From 463afff1fdedd7b6a13bf80db8ac0952bbf7c673 Mon Sep 17 00:00:00 2001
From: Mamta Wardhani <mamta.wardhani@gmail.com>
Date: Tue, 3 Feb 2026 10:34:56 +0530
Subject: [PATCH 2/2] Update softmax.md for clarity and formatting

---
 .../concepts/tensor-operations/terms/softmax/softmax.md    | 7 +++----
 1 file changed, 3 insertions(+), 4 deletions(-)

diff --git a/content/pytorch/concepts/tensor-operations/terms/softmax/softmax.md b/content/pytorch/concepts/tensor-operations/terms/softmax/softmax.md
index 45624682770..ba7b78b0fdf 100644
--- a/content/pytorch/concepts/tensor-operations/terms/softmax/softmax.md
+++ b/content/pytorch/concepts/tensor-operations/terms/softmax/softmax.md
@@ -31,12 +31,11 @@ torch.softmax(input, dim, dtype=None)
 
 - `input`: The input tensor containing the raw scores (logits).
 - `dim`: A dimension along which Softmax will be computed. Every slice along dim will sum to 1.
-- `rounding_mode` (Optional): Controls the rounding behavior.
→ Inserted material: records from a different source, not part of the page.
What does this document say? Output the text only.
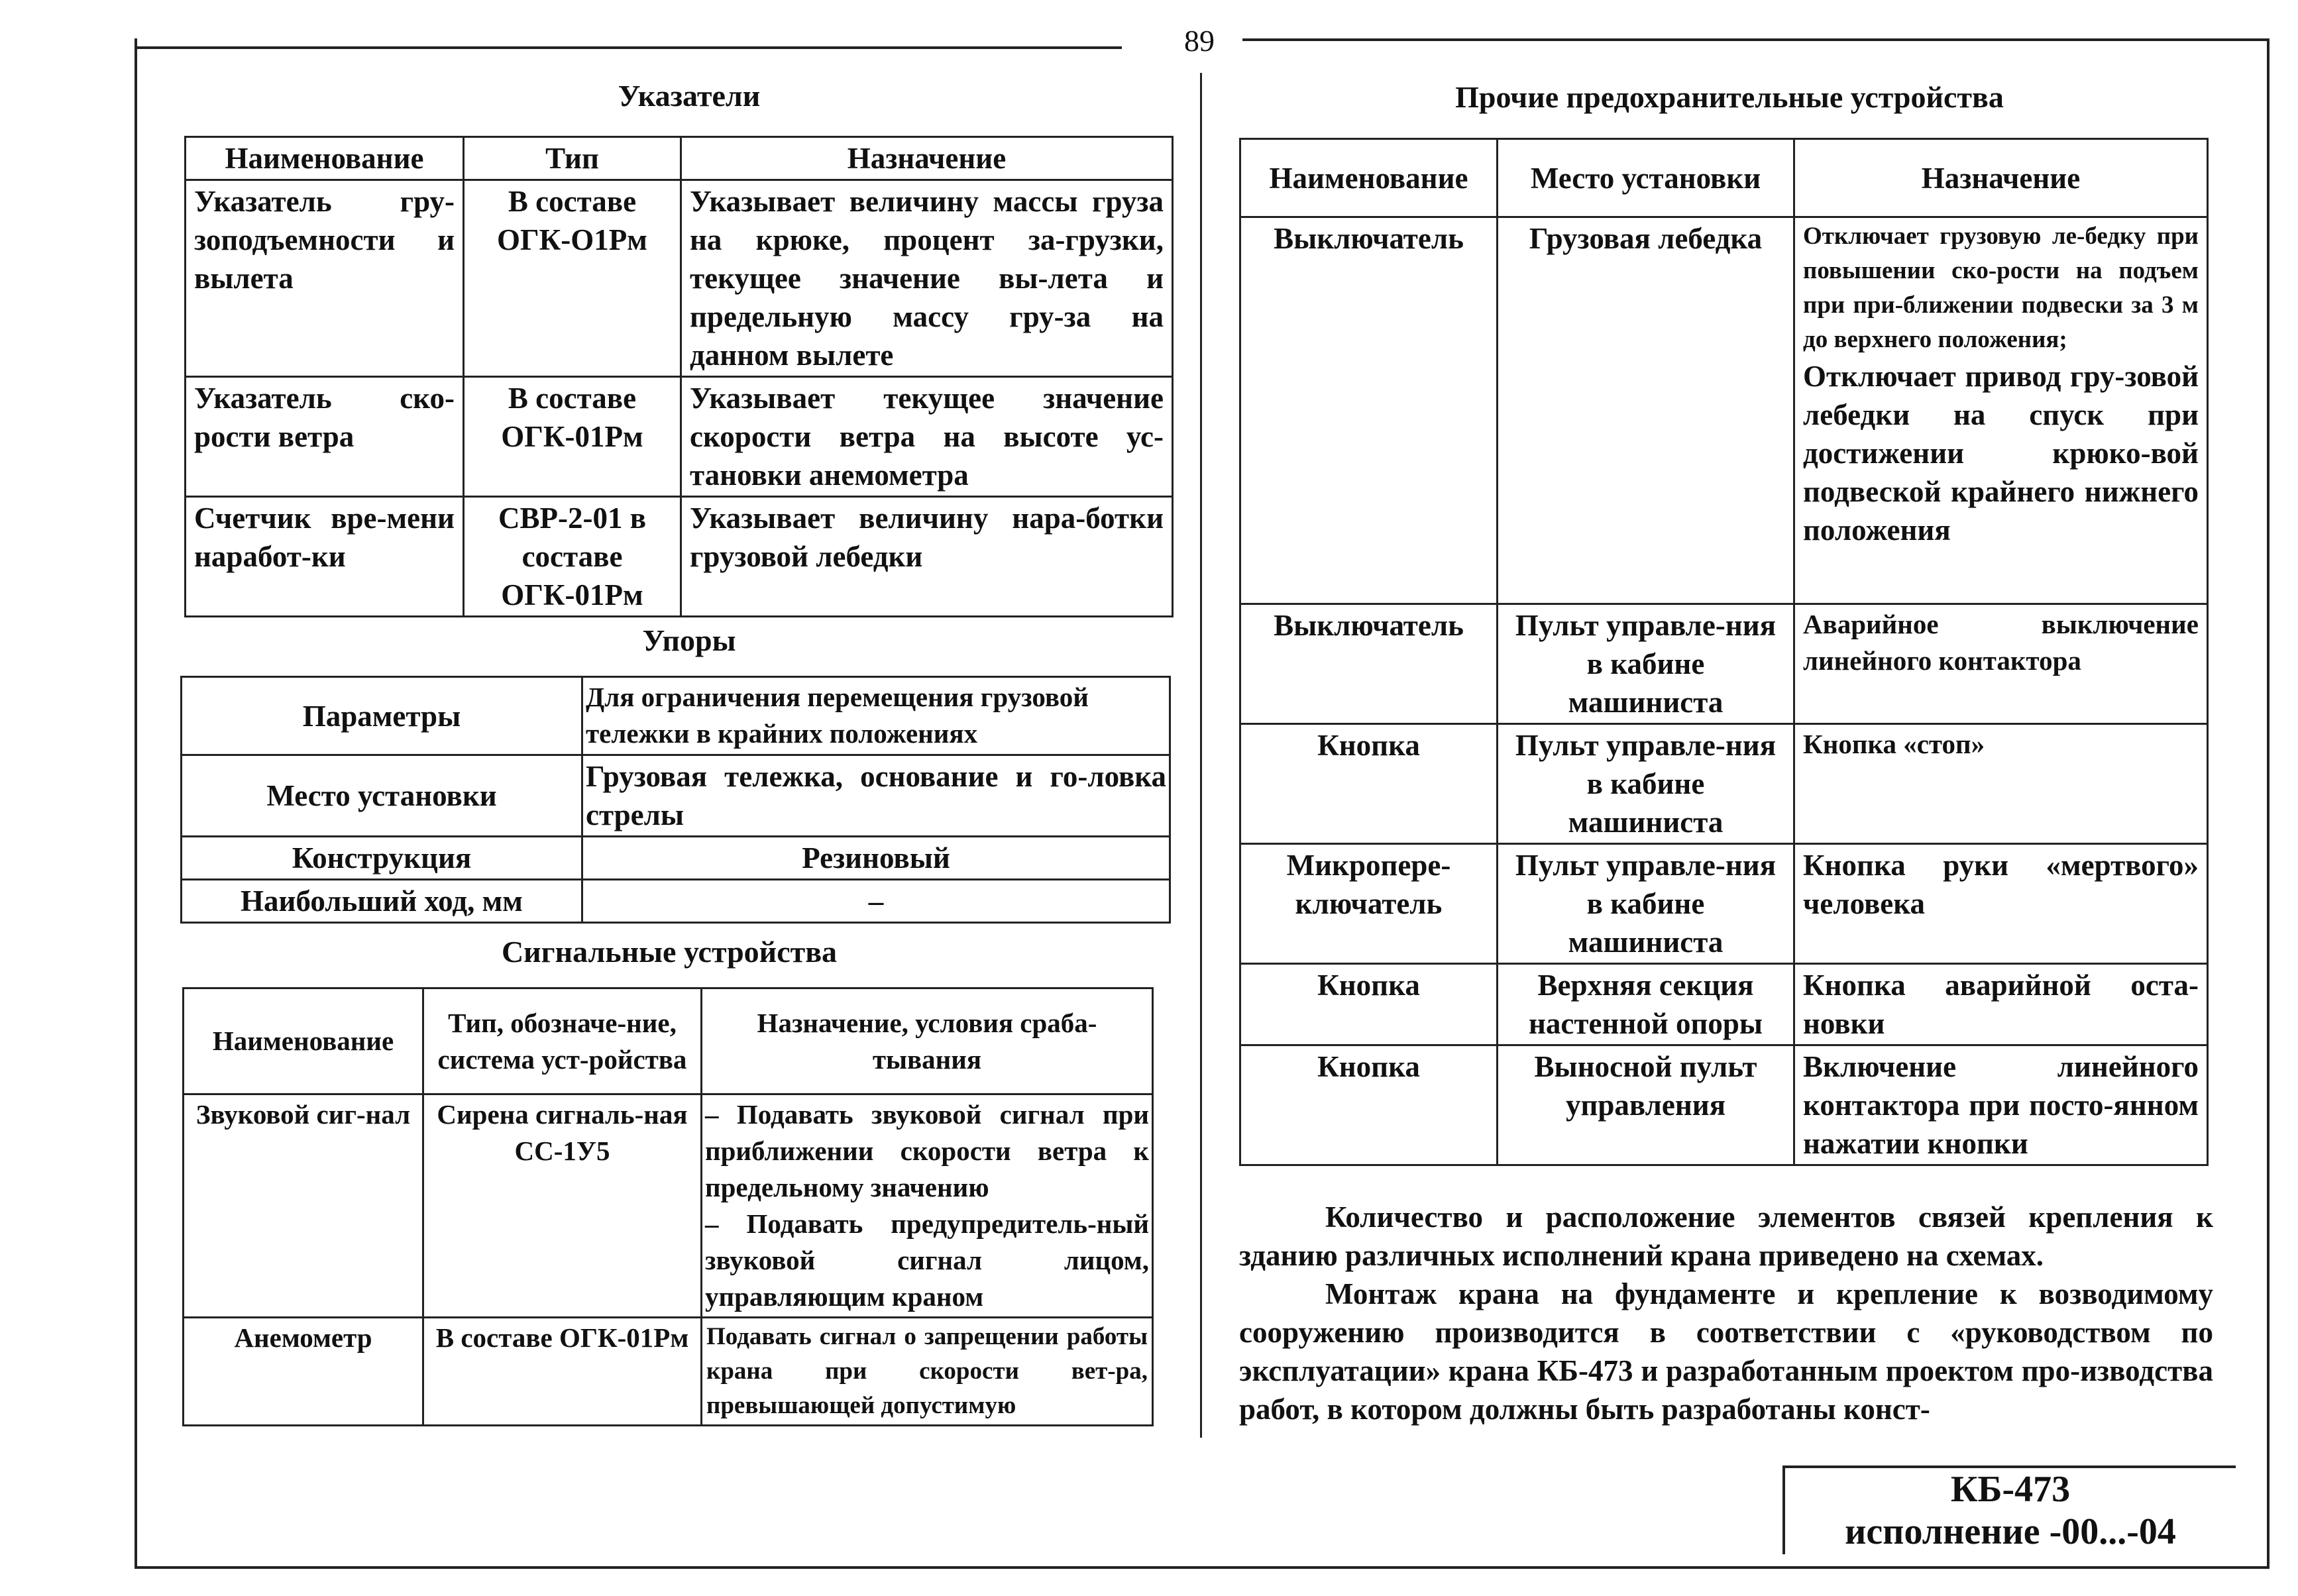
89
Указатели
Наименование	Тип	Назначение
Указатель гру-зоподъемности и вылета	В составе ОГК-О1Рм	Указывает величину массы груза на крюке, процент за-грузки, текущее значение вы-лета и предельную массу гру-за на данном вылете
Указатель ско-рости ветра	В составе ОГК-01Рм	Указывает текущее значение скорости ветра на высоте ус-тановки анемометра
Счетчик вре-мени наработ-ки	СВР-2-01 в составе ОГК-01Рм	Указывает величину нара-ботки грузовой лебедки
Упоры
Параметры	Для ограничения перемещения грузовой тележки в крайних положениях
Место установки	Грузовая тележка, основание и го-ловка стрелы
Конструкция	Резиновый
Наибольший ход, мм	–
Сигнальные устройства
Наименование	Тип, обозначе-ние, система уст-ройства	Назначение, условия сраба-тывания
Звуковой сиг-нал	Сирена сигналь-ная СС-1У5	– Подавать звуковой сигнал при приближении скорости ветра к предельному значению
– Подавать предупредитель-ный звуковой сигнал лицом, управляющим краном

Анемометр	В составе ОГК-01Рм	Подавать сигнал о запрещении работы крана при скорости вет-ра, превышающей допустимую
Прочие предохранительные устройства
Наименование	Место установки	Назначение
Выключатель	Грузовая лебедка	Отключает грузовую ле-бедку при повышении ско-рости на подъем при при-ближении подвески за 3 м до верхнего положения;
Отключает привод гру-зовой лебедки на спуск при достижении крюко-вой подвеской крайнего нижнего положения

Выключатель	Пульт управле-ния в кабине машиниста	Аварийное выключение линейного контактора
Кнопка	Пульт управле-ния в кабине машиниста	Кнопка «стоп»
Микропере-ключатель	Пульт управле-ния в кабине машиниста	Кнопка руки «мертвого» человека
Кнопка	Верхняя секция настенной опоры	Кнопка аварийной оста-новки
Кнопка	Выносной пульт управления	Включение линейного контактора при посто-янном нажатии кнопки
Количество и расположение элементов связей крепления к зданию различных исполнений крана приведено на схемах.
Монтаж крана на фундаменте и крепление к возводимому сооружению производится в соответствии с «руководством по эксплуатации» крана КБ-473 и разработанным проектом про-изводства работ, в котором должны быть разработаны конст-
КБ-473
исполнение -00...-04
Can be `None` (default), `trunc`, or `floor`.
 - `dtype` (Optional): The desired data type of the returned tensor.
 
 **Return value:**
 
-A tensor of the same shape as `input`, with values scaled between 0 and 1.
+Returns a tensor of the same shape as `input`, with values scaled between 0 and 1.
 
 ## Example 1: Basic Softmax on a 1D Tensor
 
@@ -67,7 +66,7 @@ The function converts raw logits into probabilities where the highest input valu
 
 ## Example 2: Softmax on a 2D Tensor
 
-In real-world scenarios, data is processed in batches. For a 2D tensor where rows represent samples and columns represent classes, we usually apply softmax along `dim=1`.
+For batched inputs where rows represent samples and columns represent classes, Softmax is typically applied along the class dimension:
 
 ```py
 import torch
@@ -95,4 +94,4 @@ Probabilities:
 Sum of each row: tensor([1.0000, 1.0000])
 ```
 
-By specifying dim=1, the operation is applied independently to each row (sample), ensuring that the class probabilities for each individual sample sum to 1.0.
+By specifying `dim=1`, the operation is applied independently to each row (sample), ensuring that the class probabilities for each individual sample sum to 1.0.